JR東日本は、東京駅の丸の内側と八重洲側を結ぶ南部東西自由通路の本体工事に着手することを2022年3月10日に発表した。東京駅の南側で丸の内側と八重洲側の移動が便利になるこの通路の完成予定時期は2029年頃という。
丸の内南口と八重洲南口を改札外で連絡
新しい東西自由通路は丸の内南口の地下広場と八重洲南口をつなぎ、幅員8メートル、総延長約290メートルとなる。中央線から新幹線まで地上だけで10面20線のホームがある東京駅は南北300メートル以上の長さがあるが、改札に入らずに東西を移動するには北側の北自由通路を使うしかなく、南側で丸の内口と八重洲口を行き来するには駅から南下して馬場先通りまで迂回する必要があった。南部東西自由通路が完成すれば、南側の移動時間が大幅に短縮される。
JR東日本は発表で「東京駅の東西地区の交流や連携を強化し、駅周辺の回遊性の高い歩行者ネットワークの形成を図るため」と工事のねらいを説明している。2029年頃の完成を目指す。
東京駅南側エリアは丸の内側にJPタワーと丸の内ビル、八重洲側にJR高速バスターミナル・グランルーフ・グラントウキョウサウスタワーなどがある。東西自由通路の完成後はこれらの施設間の移動が便利になりそうで、ネット上では「ダンジョン」と呼ばれるほど複雑な東京駅での移動が改善しそうだ。
「ミッドタウン」はじめ再開発が進む八重洲
八重洲口の南側は今後再開発計画が進行していくエリア。
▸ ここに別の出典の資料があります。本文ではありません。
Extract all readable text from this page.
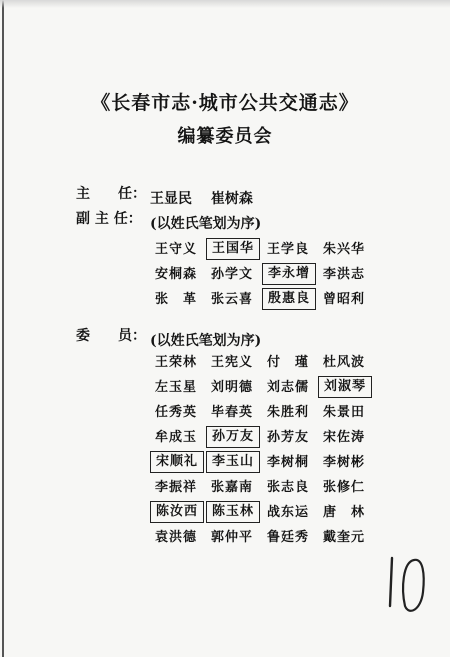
《长春市志·城市公共交通志》
编纂委员会
主 任： 王显民 崔树森
副 主 任： (以姓氏笔划为序)
王守义	王国华 王学良	朱兴华
安桐森	孙学文	李永增 李洪志
张　革	张云喜	殷惠良 曾昭利
委 员： (以姓氏笔划为序)
王荣林	王宪义	付　瑾	杜风波
左玉星	刘明德	刘志儒	刘淑琴
任秀英	毕春英	朱胜利	朱景田
牟成玉	孙万友 孙芳友	宋佐涛
宋顺礼	李玉山 李树桐	李树彬
李振祥	张嘉南	张志良	张修仁
陈汝西	陈玉林 战东运	唐　林
袁洪德	郭仲平	鲁廷秀	戴奎元
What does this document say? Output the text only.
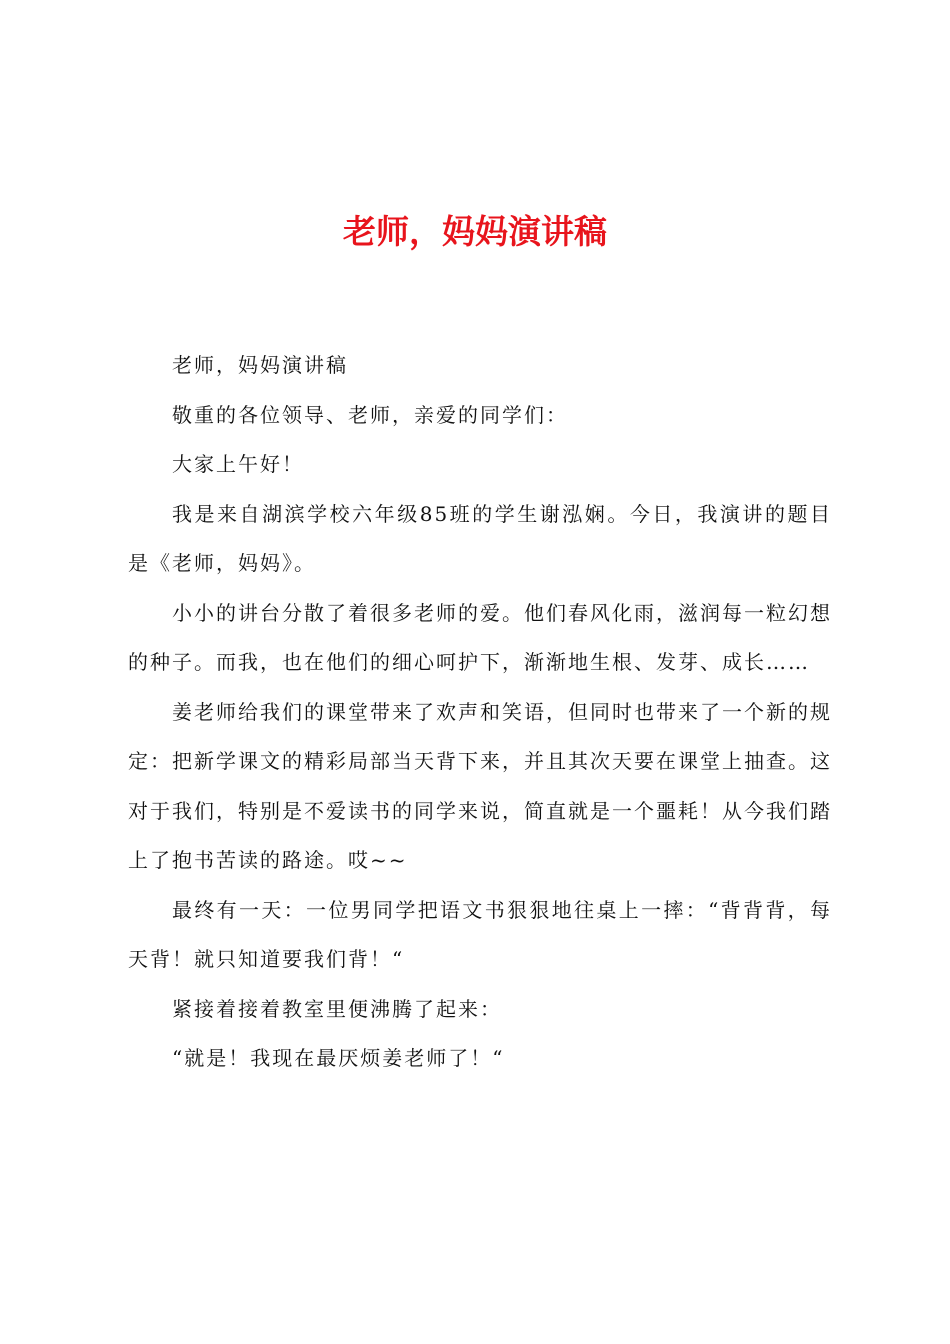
老师，妈妈演讲稿

老师，妈妈演讲稿

敬重的各位领导、老师，亲爱的同学们：

大家上午好！

我是来自湖滨学校六年级85班的学生谢泓娴。今日，我演讲的题目是《老师，妈妈》。

小小的讲台分散了着很多老师的爱。他们春风化雨，滋润每一粒幻想的种子。而我，也在他们的细心呵护下，渐渐地生根、发芽、成长……

姜老师给我们的课堂带来了欢声和笑语，但同时也带来了一个新的规定：把新学课文的精彩局部当天背下来，并且其次天要在课堂上抽查。这对于我们，特别是不爱读书的同学来说，简直就是一个噩耗！从今我们踏上了抱书苦读的路途。哎~~

最终有一天：一位男同学把语文书狠狠地往桌上一摔：“背背背，每天背！就只知道要我们背！“

紧接着接着教室里便沸腾了起来：

“就是！我现在最厌烦姜老师了！“
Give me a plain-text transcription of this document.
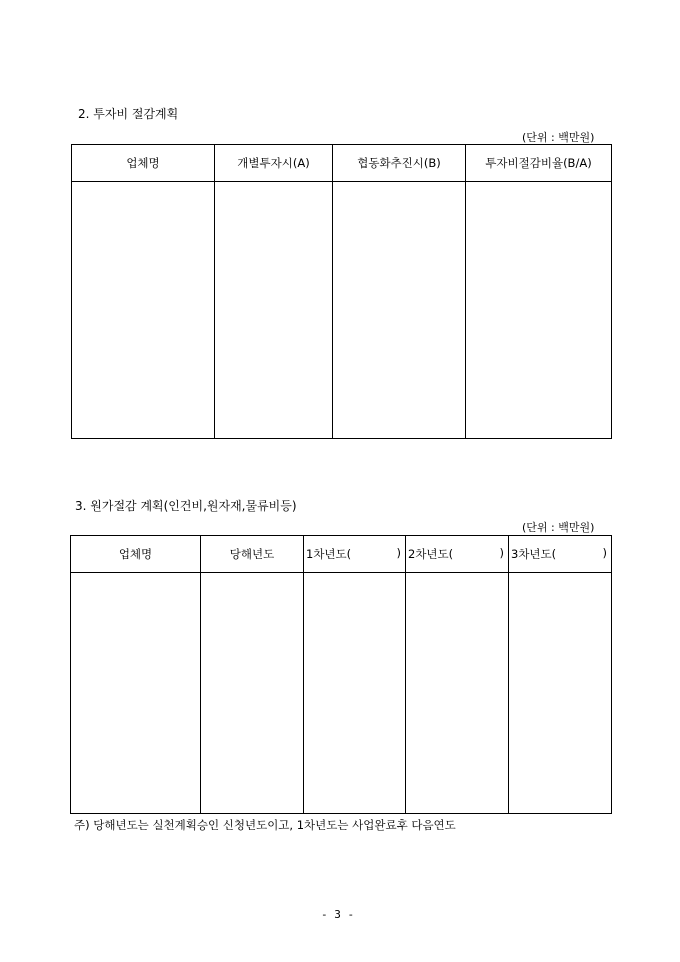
2. 투자비 절감계획
(단위 : 백만원)
업체명	개별투자시(A)	협동화추진시(B)	투자비절감비율(B/A)

3. 원가절감 계획(인건비,원자재,물류비등)
(단위 : 백만원)
업체명	당해년도	1차년도( )	2차년도( )	3차년도( )

주) 당해년도는 실천계획승인 신청년도이고, 1차년도는 사업완료후 다음연도
- 3 -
東京駅八重洲口を出て外堀通りを渡った八重洲2丁目では大型複合施設の東京ミッドタウン八重洲が22年秋に開業予定で、上層階にはブルガリホテル東京も入居する。併せてミッドタウンの北側と南側も高層複合ビルが建てられる計画で、三井不動産がこれら3棟の計画を担っている。再開発の完了は2028年頃で、完成の際には地下に広場とバスターミナルが設置される計画だ。
東京駅の南側自由通路が完成すると、有楽町駅方面に迂回せずに丸の内側と行き来できるようになる。JR東京駅から徒歩圏内の東京メトロ丸ノ内線東京駅・千代田線二重橋前駅・銀座線京橋駅からの動線も改善が見込める。
現在八重洲口には南側にJR高速バスターミナルと都営バスのターミナルがあるが、その他の民営高速バスは周辺の路上や鍛冶橋駐車場に発着する。東京ミッドタウン八重洲地下の新バスターミナルにはまずJR系以外の民営バス路線が集約される計画で、八重洲側はバスターミナル機能の強化も進む。
日本有数のビジネス街かつ皇居と赤レンガ駅舎を望む観光地でもある丸の内側と、再開発で集客力が増す八重洲側を新しく結ぶのが南側の東西自由通路だ。完成はおよそ7年後になるが、東京駅周辺が「歩いて楽しめる」街になるのにこの通路も貢献しそうだ。